= Charles Lodowick Cotterell =

English courtier

Sir Charles Lodowick Cotterell (10 August 1654 – 9 July 1710), was an English courtier. (Note: Also spelt Sir Charles Lodowick Cottrell.) He was the author of "Whole life" on Prince George of Denmark.

==Biography==
Cotterell, the eldest son of Sir Charles Cotterell, was educated at Trinity College, Cambridge, where he took the degree of LL.D.; was incorporated D.C.L. of Oxford on 4 June 1708.

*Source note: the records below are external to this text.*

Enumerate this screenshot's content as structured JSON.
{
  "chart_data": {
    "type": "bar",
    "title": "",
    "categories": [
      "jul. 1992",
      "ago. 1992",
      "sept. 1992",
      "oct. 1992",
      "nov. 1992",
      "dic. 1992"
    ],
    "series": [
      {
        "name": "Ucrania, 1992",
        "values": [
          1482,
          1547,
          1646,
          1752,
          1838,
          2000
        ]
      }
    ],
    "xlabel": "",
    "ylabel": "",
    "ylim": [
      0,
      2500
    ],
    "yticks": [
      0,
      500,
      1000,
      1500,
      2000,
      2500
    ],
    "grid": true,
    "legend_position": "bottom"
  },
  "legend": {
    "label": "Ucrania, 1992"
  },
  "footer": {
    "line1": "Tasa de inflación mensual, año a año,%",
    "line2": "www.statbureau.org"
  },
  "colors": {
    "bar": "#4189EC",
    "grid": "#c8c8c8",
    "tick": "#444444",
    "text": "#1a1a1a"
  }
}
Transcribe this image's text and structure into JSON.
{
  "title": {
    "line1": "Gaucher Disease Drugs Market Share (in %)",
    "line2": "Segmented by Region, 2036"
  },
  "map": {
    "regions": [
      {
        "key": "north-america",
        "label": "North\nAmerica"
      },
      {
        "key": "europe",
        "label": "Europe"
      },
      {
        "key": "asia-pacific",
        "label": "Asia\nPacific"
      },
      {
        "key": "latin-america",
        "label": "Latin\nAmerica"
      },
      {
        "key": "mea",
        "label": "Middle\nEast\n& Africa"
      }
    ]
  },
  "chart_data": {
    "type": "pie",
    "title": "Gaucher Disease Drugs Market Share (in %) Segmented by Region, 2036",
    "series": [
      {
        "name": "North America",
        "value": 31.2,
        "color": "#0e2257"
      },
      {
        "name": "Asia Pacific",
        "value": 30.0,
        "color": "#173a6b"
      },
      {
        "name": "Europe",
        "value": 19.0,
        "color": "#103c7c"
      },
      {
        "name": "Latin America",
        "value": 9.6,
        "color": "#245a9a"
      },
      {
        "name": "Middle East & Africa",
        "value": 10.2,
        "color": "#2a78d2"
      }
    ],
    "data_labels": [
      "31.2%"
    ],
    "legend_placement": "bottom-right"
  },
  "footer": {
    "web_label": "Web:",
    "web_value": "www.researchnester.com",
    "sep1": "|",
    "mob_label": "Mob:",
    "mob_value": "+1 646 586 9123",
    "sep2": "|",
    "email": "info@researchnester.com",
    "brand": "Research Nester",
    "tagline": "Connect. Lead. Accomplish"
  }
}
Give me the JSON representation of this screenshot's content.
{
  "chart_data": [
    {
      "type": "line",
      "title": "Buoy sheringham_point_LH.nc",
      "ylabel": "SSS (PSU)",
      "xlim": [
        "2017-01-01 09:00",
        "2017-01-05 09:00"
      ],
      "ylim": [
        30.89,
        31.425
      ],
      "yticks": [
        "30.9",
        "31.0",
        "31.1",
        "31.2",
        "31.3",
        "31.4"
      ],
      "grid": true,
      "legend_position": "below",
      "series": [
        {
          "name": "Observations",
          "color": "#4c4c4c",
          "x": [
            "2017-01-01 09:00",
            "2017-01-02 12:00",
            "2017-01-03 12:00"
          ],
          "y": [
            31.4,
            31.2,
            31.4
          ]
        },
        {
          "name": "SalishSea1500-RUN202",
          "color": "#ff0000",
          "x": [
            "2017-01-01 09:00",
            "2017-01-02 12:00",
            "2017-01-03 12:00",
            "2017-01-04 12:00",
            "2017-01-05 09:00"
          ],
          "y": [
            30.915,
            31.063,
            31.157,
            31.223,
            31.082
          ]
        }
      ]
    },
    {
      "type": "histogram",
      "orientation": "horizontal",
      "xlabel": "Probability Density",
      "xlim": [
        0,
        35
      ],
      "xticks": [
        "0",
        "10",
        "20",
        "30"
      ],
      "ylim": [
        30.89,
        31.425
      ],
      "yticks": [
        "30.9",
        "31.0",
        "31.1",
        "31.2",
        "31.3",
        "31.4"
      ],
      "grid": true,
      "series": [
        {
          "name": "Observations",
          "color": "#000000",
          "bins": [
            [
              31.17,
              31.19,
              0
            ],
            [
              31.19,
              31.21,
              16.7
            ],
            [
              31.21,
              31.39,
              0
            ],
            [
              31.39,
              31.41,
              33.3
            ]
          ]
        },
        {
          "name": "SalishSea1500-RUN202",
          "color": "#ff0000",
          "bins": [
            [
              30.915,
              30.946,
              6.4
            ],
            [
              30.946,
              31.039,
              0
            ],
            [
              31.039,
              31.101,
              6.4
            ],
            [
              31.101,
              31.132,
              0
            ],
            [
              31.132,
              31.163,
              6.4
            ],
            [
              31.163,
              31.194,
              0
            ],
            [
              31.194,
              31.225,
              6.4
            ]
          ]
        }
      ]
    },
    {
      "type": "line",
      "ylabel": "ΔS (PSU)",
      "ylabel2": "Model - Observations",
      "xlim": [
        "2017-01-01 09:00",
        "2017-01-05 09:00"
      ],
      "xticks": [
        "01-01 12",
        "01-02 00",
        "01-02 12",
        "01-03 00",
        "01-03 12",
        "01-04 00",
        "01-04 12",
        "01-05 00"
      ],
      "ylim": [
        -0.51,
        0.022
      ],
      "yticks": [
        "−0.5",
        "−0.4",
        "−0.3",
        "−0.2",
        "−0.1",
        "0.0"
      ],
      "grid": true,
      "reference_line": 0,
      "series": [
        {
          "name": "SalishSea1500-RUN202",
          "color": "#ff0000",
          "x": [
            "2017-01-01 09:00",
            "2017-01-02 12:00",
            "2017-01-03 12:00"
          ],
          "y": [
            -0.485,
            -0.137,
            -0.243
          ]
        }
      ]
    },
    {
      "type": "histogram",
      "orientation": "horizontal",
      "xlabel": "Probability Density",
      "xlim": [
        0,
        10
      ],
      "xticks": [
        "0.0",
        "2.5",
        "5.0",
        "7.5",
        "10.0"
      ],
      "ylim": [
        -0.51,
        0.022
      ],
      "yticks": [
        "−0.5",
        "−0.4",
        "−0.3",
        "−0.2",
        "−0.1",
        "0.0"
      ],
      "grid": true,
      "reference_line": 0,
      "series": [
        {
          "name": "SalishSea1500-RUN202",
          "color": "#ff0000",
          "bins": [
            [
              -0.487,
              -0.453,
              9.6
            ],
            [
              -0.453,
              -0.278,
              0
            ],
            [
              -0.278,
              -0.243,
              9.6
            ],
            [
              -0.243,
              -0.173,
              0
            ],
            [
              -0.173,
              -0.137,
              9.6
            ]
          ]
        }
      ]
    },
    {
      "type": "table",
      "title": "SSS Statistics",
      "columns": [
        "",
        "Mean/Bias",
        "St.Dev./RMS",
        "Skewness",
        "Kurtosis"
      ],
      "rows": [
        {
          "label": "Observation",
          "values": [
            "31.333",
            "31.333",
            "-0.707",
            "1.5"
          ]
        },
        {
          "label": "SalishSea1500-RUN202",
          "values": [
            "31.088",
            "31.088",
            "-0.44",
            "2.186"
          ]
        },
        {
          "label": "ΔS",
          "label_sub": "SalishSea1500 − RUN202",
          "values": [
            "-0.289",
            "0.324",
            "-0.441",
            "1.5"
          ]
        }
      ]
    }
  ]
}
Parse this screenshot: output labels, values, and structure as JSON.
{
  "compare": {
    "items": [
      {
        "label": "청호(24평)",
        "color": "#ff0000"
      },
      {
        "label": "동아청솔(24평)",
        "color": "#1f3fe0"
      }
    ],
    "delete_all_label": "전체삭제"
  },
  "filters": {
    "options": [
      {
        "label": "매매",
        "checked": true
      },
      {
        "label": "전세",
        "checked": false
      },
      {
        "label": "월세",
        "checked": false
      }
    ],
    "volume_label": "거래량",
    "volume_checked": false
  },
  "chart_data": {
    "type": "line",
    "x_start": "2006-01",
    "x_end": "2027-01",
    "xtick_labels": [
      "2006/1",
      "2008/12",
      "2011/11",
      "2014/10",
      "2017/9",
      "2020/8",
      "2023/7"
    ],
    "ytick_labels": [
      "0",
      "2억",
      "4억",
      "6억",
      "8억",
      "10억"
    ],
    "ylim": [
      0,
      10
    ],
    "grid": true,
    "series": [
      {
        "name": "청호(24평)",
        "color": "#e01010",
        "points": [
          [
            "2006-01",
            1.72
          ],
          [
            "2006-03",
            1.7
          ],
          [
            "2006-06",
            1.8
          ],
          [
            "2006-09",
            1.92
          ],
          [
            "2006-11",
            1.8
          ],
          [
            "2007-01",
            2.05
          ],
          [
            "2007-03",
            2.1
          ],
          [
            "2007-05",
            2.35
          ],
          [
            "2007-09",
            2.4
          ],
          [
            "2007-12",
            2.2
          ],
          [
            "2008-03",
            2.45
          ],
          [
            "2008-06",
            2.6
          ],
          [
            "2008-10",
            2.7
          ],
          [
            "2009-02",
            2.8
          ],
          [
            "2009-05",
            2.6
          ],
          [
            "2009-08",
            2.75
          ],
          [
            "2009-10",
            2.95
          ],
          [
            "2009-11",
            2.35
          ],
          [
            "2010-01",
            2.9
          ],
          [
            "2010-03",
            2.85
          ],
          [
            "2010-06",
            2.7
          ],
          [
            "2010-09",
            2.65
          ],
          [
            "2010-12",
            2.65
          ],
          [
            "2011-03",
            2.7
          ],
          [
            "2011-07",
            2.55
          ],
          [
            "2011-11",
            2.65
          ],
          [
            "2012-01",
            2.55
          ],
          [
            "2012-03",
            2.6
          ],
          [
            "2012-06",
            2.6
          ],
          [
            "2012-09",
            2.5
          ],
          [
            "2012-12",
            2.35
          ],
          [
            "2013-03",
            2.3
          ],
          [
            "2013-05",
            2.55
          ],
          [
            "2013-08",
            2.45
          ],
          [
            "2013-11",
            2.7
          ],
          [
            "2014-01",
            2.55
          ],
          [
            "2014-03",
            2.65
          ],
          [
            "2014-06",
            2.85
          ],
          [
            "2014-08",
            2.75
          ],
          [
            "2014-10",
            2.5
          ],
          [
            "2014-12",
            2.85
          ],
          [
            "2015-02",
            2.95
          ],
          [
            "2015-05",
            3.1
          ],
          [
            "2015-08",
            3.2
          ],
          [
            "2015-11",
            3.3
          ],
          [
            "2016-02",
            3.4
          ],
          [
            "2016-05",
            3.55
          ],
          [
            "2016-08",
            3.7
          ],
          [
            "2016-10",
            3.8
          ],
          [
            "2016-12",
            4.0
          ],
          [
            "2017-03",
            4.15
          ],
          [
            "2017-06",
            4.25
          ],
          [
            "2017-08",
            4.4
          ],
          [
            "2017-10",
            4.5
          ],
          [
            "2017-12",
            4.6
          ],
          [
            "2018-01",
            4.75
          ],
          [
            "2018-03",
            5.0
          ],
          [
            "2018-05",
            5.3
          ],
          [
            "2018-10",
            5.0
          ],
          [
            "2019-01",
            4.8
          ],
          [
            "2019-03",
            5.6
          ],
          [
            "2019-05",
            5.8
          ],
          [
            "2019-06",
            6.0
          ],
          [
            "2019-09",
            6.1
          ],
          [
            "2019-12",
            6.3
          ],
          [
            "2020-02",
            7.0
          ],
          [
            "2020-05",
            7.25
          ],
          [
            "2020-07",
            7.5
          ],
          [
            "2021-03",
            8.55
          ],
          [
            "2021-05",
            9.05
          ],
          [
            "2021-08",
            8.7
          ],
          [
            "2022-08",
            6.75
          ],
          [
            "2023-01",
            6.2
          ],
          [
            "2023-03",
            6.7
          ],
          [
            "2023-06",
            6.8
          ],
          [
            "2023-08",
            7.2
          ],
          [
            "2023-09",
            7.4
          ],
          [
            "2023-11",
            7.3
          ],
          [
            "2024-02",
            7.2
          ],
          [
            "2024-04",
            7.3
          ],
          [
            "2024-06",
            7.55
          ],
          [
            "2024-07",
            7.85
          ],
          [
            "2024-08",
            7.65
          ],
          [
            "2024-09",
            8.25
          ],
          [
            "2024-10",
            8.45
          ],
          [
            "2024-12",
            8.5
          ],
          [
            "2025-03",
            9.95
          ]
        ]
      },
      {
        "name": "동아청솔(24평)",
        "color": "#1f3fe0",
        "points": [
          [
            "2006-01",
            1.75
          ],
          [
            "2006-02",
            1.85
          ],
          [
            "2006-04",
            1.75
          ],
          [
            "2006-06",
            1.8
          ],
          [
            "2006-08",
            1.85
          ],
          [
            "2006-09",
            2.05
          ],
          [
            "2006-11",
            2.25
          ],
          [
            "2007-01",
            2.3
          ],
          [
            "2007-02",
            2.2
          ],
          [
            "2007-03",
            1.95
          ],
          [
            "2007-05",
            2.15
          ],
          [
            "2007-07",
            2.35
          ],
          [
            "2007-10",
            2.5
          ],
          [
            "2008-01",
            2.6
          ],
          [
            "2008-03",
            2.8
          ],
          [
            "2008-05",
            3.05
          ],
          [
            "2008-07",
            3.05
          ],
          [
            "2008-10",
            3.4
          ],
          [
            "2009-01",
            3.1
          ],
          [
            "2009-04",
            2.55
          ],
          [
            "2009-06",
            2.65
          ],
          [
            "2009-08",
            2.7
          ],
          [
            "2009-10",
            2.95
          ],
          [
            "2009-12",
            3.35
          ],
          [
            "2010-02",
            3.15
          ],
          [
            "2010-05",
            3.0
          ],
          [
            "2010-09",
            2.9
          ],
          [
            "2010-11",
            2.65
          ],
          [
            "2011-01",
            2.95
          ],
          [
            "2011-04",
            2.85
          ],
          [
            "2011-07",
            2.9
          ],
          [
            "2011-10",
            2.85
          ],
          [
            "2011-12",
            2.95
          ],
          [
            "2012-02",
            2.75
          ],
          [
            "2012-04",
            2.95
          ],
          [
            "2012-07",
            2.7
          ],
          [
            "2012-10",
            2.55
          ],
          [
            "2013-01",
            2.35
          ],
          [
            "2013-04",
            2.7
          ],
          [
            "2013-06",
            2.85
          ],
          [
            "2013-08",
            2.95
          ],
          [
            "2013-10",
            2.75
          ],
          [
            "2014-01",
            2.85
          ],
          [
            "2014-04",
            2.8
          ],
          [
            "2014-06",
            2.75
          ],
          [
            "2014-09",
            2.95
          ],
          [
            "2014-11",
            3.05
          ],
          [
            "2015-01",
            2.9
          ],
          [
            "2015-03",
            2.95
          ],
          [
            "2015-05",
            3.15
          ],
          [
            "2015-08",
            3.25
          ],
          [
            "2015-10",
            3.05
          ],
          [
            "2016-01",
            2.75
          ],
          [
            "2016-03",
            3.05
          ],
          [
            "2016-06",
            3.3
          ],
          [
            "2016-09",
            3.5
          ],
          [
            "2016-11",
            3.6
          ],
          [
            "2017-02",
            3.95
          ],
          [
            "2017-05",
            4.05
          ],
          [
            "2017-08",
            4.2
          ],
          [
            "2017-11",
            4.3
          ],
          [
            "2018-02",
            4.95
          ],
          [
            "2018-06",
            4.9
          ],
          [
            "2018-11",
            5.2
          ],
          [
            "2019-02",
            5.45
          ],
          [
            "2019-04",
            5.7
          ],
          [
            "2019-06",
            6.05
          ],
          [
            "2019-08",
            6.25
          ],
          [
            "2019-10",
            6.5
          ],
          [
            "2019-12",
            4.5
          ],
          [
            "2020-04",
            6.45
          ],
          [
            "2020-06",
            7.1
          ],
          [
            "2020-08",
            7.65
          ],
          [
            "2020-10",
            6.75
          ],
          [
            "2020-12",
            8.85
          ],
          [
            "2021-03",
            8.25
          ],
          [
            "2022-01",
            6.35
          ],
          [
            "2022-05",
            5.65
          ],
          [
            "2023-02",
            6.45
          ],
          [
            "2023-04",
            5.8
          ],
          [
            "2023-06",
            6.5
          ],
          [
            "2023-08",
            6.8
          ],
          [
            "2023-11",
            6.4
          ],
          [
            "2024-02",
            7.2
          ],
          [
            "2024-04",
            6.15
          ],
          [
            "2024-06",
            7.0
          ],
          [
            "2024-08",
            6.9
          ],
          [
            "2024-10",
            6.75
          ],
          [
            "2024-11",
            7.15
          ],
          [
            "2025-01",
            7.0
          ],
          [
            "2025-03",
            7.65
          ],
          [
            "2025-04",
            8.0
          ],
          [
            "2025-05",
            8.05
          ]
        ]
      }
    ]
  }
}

Cotterell succeeded to his father's position as Master of the Ceremonies in 1686. He was knighted on 18 February 1687. He was commissioner of the privy seal in April 1697, and obtained the reversion of his mastership of the ceremonies for his son on 31 January 1699. He was robbed on Hounslow Heath on his way to Windsor on 4 June 1706, and died in July 1710.

==Works==
On the death of Prince George of Denmark in 1708, Cotterell published a "Whole Life" of that prince as a chapbook. A copy is in the Grenville Library at the British Museum.

==Family==
Cotterell married (1) Eliza, daughter of Nicholas Burwell of Gray's Inn, and (2) Elizabeth, daughter of Chaloner Chute. His eldest son by his first marriage Clement Cotterell (1686–1758) followed in his grandfather and fathers footsteps and became master of the ceremonies on his father's death.